New composite nano-materials have the promise of increased performance in rechargeable lithium batteries. Cornell researchers have invented new nano-structured oxides, semiconductors, and metals, as well as organic and polymeric materials that could lead to more durable and inexpensive battery systems for use in transportation vehicles or in portable electronic devices.
Scientists and engineers at Cornell study the most efficient ways to optimize discovery and recovery of hydrocarbons, as well as to exploit coal and non-conventional hydrocarbons in manners that are more sustainable. They also probe the recovery of stranded resources, especially natural gas hydrates—a source of energy with important climactic implications.
The Cornell Fuel Cell Institute works to discover and develop novel materials for advanced fuel cell components that overcome the fundamental limitations in performance, durability and cost of current technologies. Additional functions of CFCI include collaboration with industrial and academic leaders in the fuel cell sector, as well as education of students and the public in fields of science and engineering relevant to energy production, storage, use, and efficiency.

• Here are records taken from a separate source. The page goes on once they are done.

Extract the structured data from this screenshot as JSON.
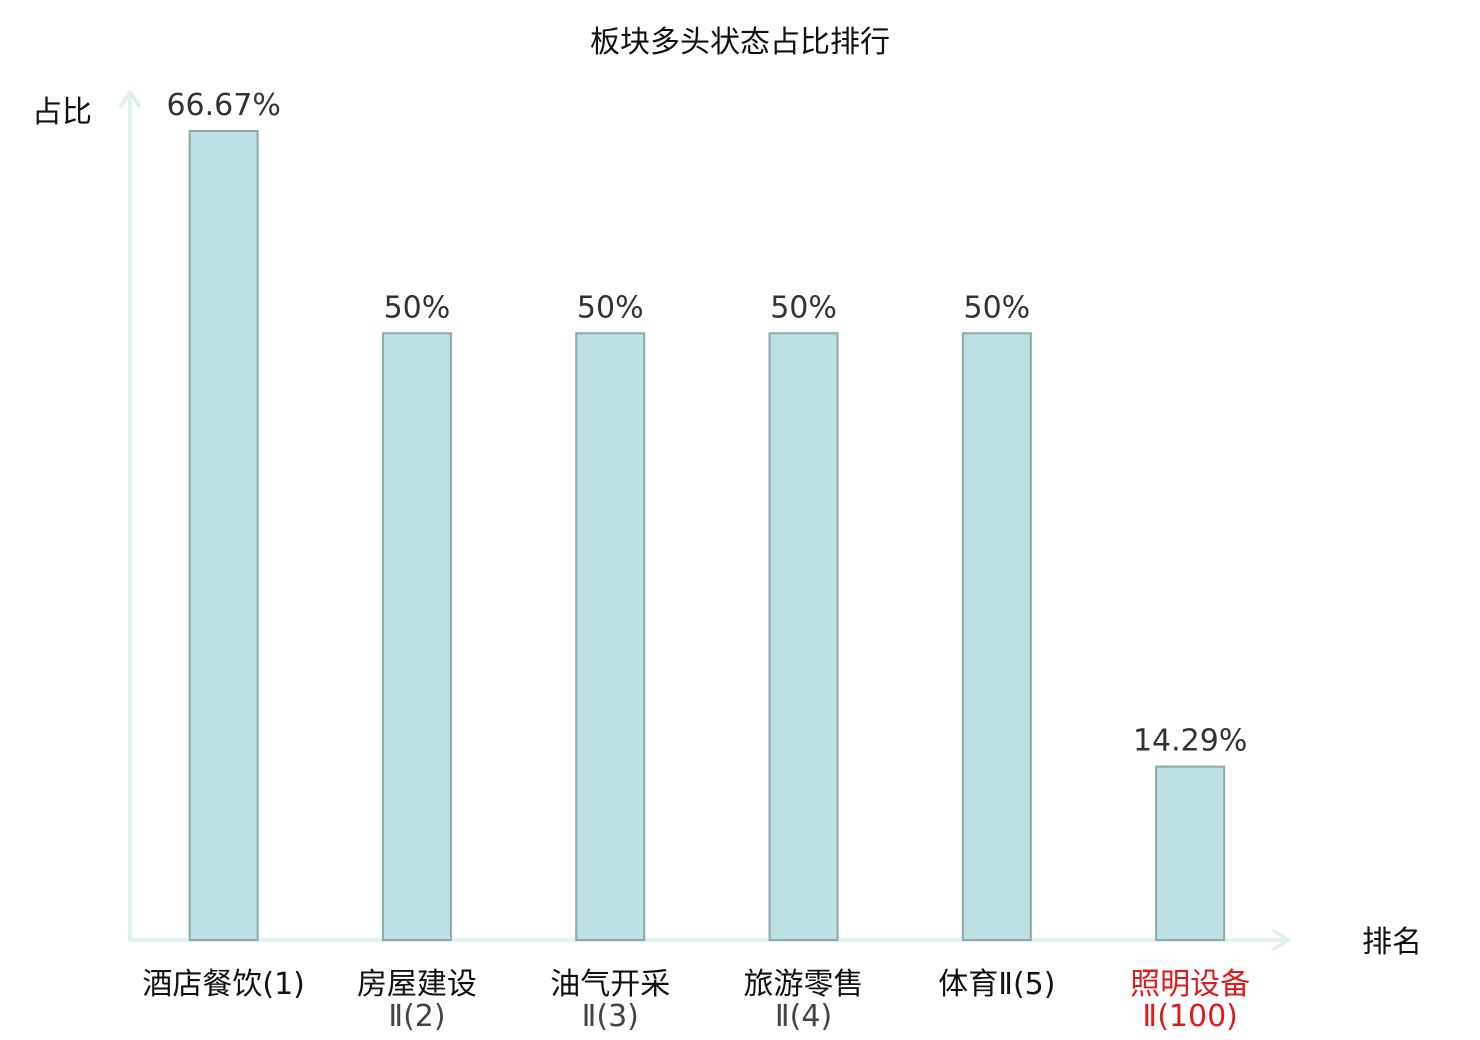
{
  "chart_data": {
    "type": "bar",
    "title": "板块多头状态占比排行",
    "ylabel": "占比",
    "xlabel": "排名",
    "ylim": [
      0,
      70
    ],
    "grid": false,
    "legend": "none",
    "bar_color": "#bde0e3",
    "bar_stroke": "#8aa9ab",
    "axis_color": "#e0f2ef",
    "highlight_color": "#e01b1b",
    "categories": [
      {
        "name": "酒店餐饮(1)",
        "sub": ""
      },
      {
        "name": "房屋建设",
        "sub": "Ⅱ(2)"
      },
      {
        "name": "油气开采",
        "sub": "Ⅱ(3)"
      },
      {
        "name": "旅游零售",
        "sub": "Ⅱ(4)"
      },
      {
        "name": "体育Ⅱ(5)",
        "sub": ""
      },
      {
        "name": "照明设备",
        "sub": "Ⅱ(100)"
      }
    ],
    "values": [
      66.67,
      50,
      50,
      50,
      50,
      14.29
    ],
    "value_labels": [
      "66.67%",
      "50%",
      "50%",
      "50%",
      "50%",
      "14.29%"
    ],
    "highlight_index": 5
  }
}
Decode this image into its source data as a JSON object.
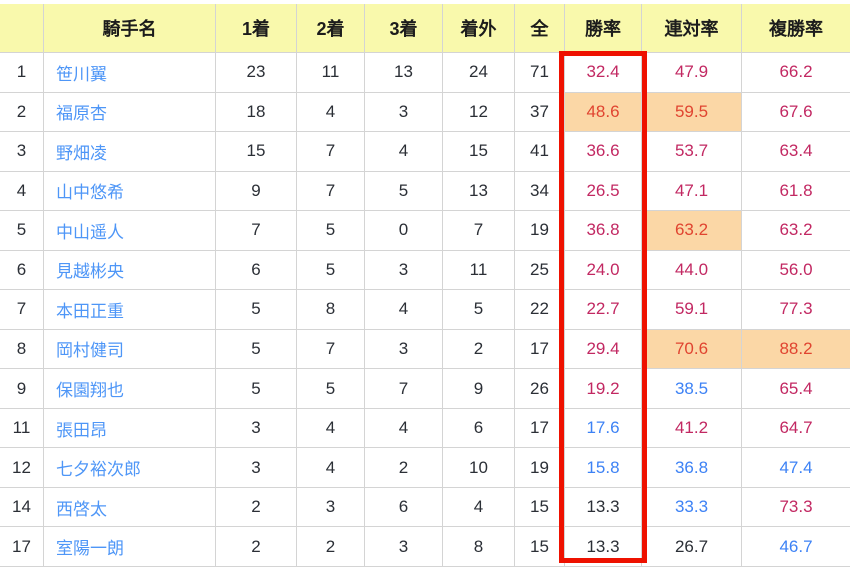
{
  "table": {
    "columns": [
      "",
      "騎手名",
      "1着",
      "2着",
      "3着",
      "着外",
      "全",
      "勝率",
      "連対率",
      "複勝率"
    ],
    "rows": [
      {
        "rank": "1",
        "name": "笹川翼",
        "first": "23",
        "second": "11",
        "third": "13",
        "out": "24",
        "total": "71",
        "win": {
          "value": "32.4",
          "tone": "high",
          "highlight": false
        },
        "place": {
          "value": "47.9",
          "tone": "high",
          "highlight": false
        },
        "show": {
          "value": "66.2",
          "tone": "high",
          "highlight": false
        }
      },
      {
        "rank": "2",
        "name": "福原杏",
        "first": "18",
        "second": "4",
        "third": "3",
        "out": "12",
        "total": "37",
        "win": {
          "value": "48.6",
          "tone": "hot",
          "highlight": true
        },
        "place": {
          "value": "59.5",
          "tone": "hot",
          "highlight": true
        },
        "show": {
          "value": "67.6",
          "tone": "high",
          "highlight": false
        }
      },
      {
        "rank": "3",
        "name": "野畑凌",
        "first": "15",
        "second": "7",
        "third": "4",
        "out": "15",
        "total": "41",
        "win": {
          "value": "36.6",
          "tone": "high",
          "highlight": false
        },
        "place": {
          "value": "53.7",
          "tone": "high",
          "highlight": false
        },
        "show": {
          "value": "63.4",
          "tone": "high",
          "highlight": false
        }
      },
      {
        "rank": "4",
        "name": "山中悠希",
        "first": "9",
        "second": "7",
        "third": "5",
        "out": "13",
        "total": "34",
        "win": {
          "value": "26.5",
          "tone": "high",
          "highlight": false
        },
        "place": {
          "value": "47.1",
          "tone": "high",
          "highlight": false
        },
        "show": {
          "value": "61.8",
          "tone": "high",
          "highlight": false
        }
      },
      {
        "rank": "5",
        "name": "中山遥人",
        "first": "7",
        "second": "5",
        "third": "0",
        "out": "7",
        "total": "19",
        "win": {
          "value": "36.8",
          "tone": "high",
          "highlight": false
        },
        "place": {
          "value": "63.2",
          "tone": "hot",
          "highlight": true
        },
        "show": {
          "value": "63.2",
          "tone": "high",
          "highlight": false
        }
      },
      {
        "rank": "6",
        "name": "見越彬央",
        "first": "6",
        "second": "5",
        "third": "3",
        "out": "11",
        "total": "25",
        "win": {
          "value": "24.0",
          "tone": "high",
          "highlight": false
        },
        "place": {
          "value": "44.0",
          "tone": "high",
          "highlight": false
        },
        "show": {
          "value": "56.0",
          "tone": "high",
          "highlight": false
        }
      },
      {
        "rank": "7",
        "name": "本田正重",
        "first": "5",
        "second": "8",
        "third": "4",
        "out": "5",
        "total": "22",
        "win": {
          "value": "22.7",
          "tone": "high",
          "highlight": false
        },
        "place": {
          "value": "59.1",
          "tone": "high",
          "highlight": false
        },
        "show": {
          "value": "77.3",
          "tone": "high",
          "highlight": false
        }
      },
      {
        "rank": "8",
        "name": "岡村健司",
        "first": "5",
        "second": "7",
        "third": "3",
        "out": "2",
        "total": "17",
        "win": {
          "value": "29.4",
          "tone": "high",
          "highlight": false
        },
        "place": {
          "value": "70.6",
          "tone": "hot",
          "highlight": true
        },
        "show": {
          "value": "88.2",
          "tone": "hot",
          "highlight": true
        }
      },
      {
        "rank": "9",
        "name": "保園翔也",
        "first": "5",
        "second": "5",
        "third": "7",
        "out": "9",
        "total": "26",
        "win": {
          "value": "19.2",
          "tone": "high",
          "highlight": false
        },
        "place": {
          "value": "38.5",
          "tone": "low",
          "highlight": false
        },
        "show": {
          "value": "65.4",
          "tone": "high",
          "highlight": false
        }
      },
      {
        "rank": "11",
        "name": "張田昂",
        "first": "3",
        "second": "4",
        "third": "4",
        "out": "6",
        "total": "17",
        "win": {
          "value": "17.6",
          "tone": "low",
          "highlight": false
        },
        "place": {
          "value": "41.2",
          "tone": "high",
          "highlight": false
        },
        "show": {
          "value": "64.7",
          "tone": "high",
          "highlight": false
        }
      },
      {
        "rank": "12",
        "name": "七夕裕次郎",
        "first": "3",
        "second": "4",
        "third": "2",
        "out": "10",
        "total": "19",
        "win": {
          "value": "15.8",
          "tone": "low",
          "highlight": false
        },
        "place": {
          "value": "36.8",
          "tone": "low",
          "highlight": false
        },
        "show": {
          "value": "47.4",
          "tone": "low",
          "highlight": false
        }
      },
      {
        "rank": "14",
        "name": "西啓太",
        "first": "2",
        "second": "3",
        "third": "6",
        "out": "4",
        "total": "15",
        "win": {
          "value": "13.3",
          "tone": "flat",
          "highlight": false
        },
        "place": {
          "value": "33.3",
          "tone": "low",
          "highlight": false
        },
        "show": {
          "value": "73.3",
          "tone": "high",
          "highlight": false
        }
      },
      {
        "rank": "17",
        "name": "室陽一朗",
        "first": "2",
        "second": "2",
        "third": "3",
        "out": "8",
        "total": "15",
        "win": {
          "value": "13.3",
          "tone": "flat",
          "highlight": false
        },
        "place": {
          "value": "26.7",
          "tone": "flat",
          "highlight": false
        },
        "show": {
          "value": "46.7",
          "tone": "low",
          "highlight": false
        }
      }
    ]
  },
  "annotations": {
    "focus_box_column": "勝率"
  },
  "colors": {
    "header_bg": "#f9f9ac",
    "grid_line": "#d4d4d4",
    "link_blue": "#4e96f7",
    "value_high": "#c22862",
    "value_low": "#3d82f5",
    "value_flat": "#2b2f36",
    "value_hot": "#e04430",
    "highlight_bg": "#fbd7a6",
    "focus_box_red": "#ee1100",
    "count_text": "#2b2f36",
    "header_text": "#1c1c1c"
  }
}
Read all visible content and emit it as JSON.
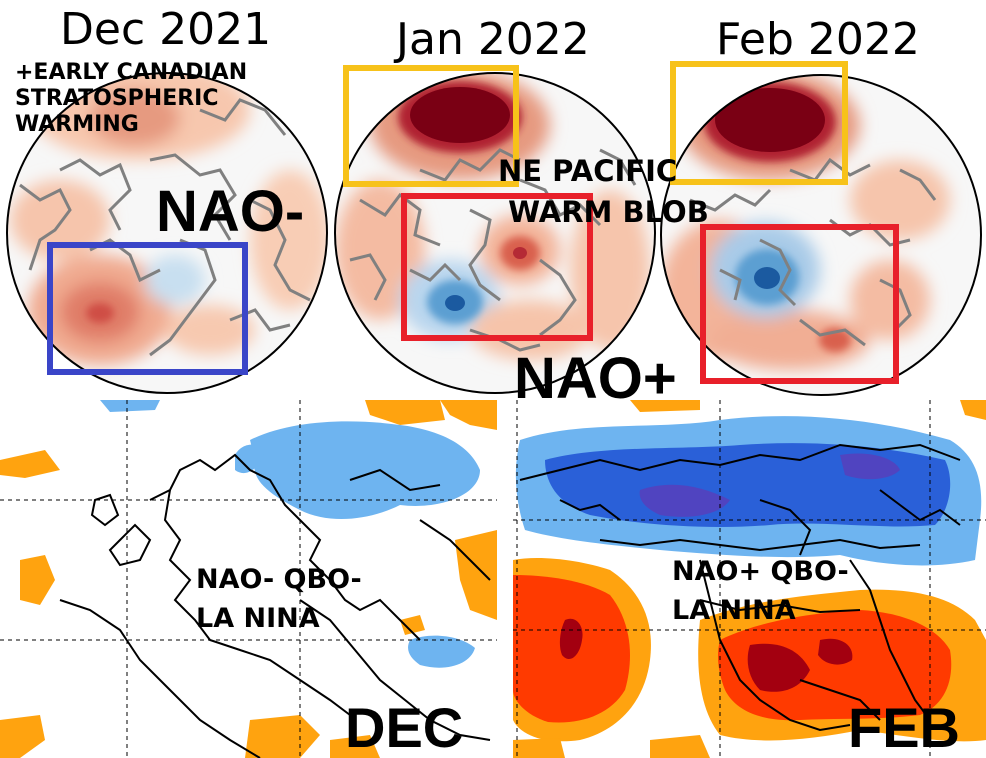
{
  "panels": {
    "dec_2021": {
      "title": "Dec 2021",
      "annotation": "+EARLY CANADIAN\nSTRATOSPHERIC\nWARMING",
      "regime": "NAO-"
    },
    "jan_2022": {
      "title": "Jan 2022",
      "annotation": "NE PACIFIC\n WARM BLOB"
    },
    "feb_2022": {
      "title": "Feb 2022",
      "regime": "NAO+"
    }
  },
  "maps": {
    "dec": {
      "label": "DEC",
      "annotation": "NAO- QBO-\nLA NINA"
    },
    "feb": {
      "label": "FEB",
      "annotation": "NAO+ QBO-\nLA NINA"
    }
  },
  "colors": {
    "highlight_yellow": "#f7c21a",
    "highlight_red": "#e8202a",
    "highlight_blue": "#3a45c8",
    "coast": "#808080",
    "warm_dark": "#7a0014",
    "warm": "#d9604e",
    "warm_light": "#f5c0a8",
    "cool": "#5c9fd2",
    "cool_dark": "#1b5aa0",
    "anom_orange": "#ffa30f",
    "anom_red": "#ff3a00",
    "anom_darkred": "#a30010",
    "anom_lightblue": "#6eb4f0",
    "anom_blue": "#2a60d8",
    "anom_purple": "#5044c0"
  }
}
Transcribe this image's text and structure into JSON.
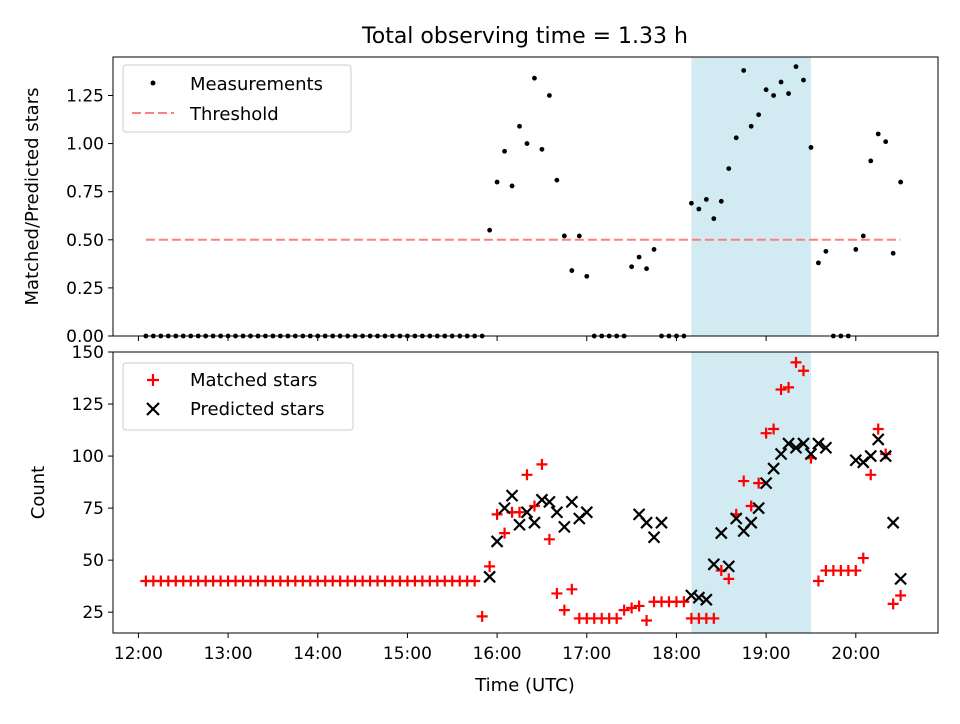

Geothermal energy systems tap the renewable heat energy in the interior of the Earth. Heat stored in the easily tapped, hot hydrothermal sources a short distance below the surface, are currently widely exploited. Energy stored in hot rocks at substantial depths, reached by drilling similar to that in petroleum industry, have the prospect of supplying up to 100 gigawatts of electric power by mid-century. If developments on this order are realized from deep sources, geothermal power will play a significant role in the portfolio of energy technologies that will be needed to provide the carbon free energy that will be required in the near future.
Faculty involved in solar energy research at Cornell focus on inorganic, organic and materials. Solar energy research aims to make new discoveries that are both energy efficient and cost effective. New technologies in the form of hybrid cells, improved semiconductor materials, and electroluminescent electronics among others fuel the development of the future of solar energy.
Wind and water energy are being investigated as two key renewable energy sources through collaboration of expertise in atmospheric science, aerodynamics, mechanics, materials science, and control engineering. Using creative turbine designs, researchers are working to develop mechanisms to generate energy from the winds and tidal flows of the Earth's natural landscape.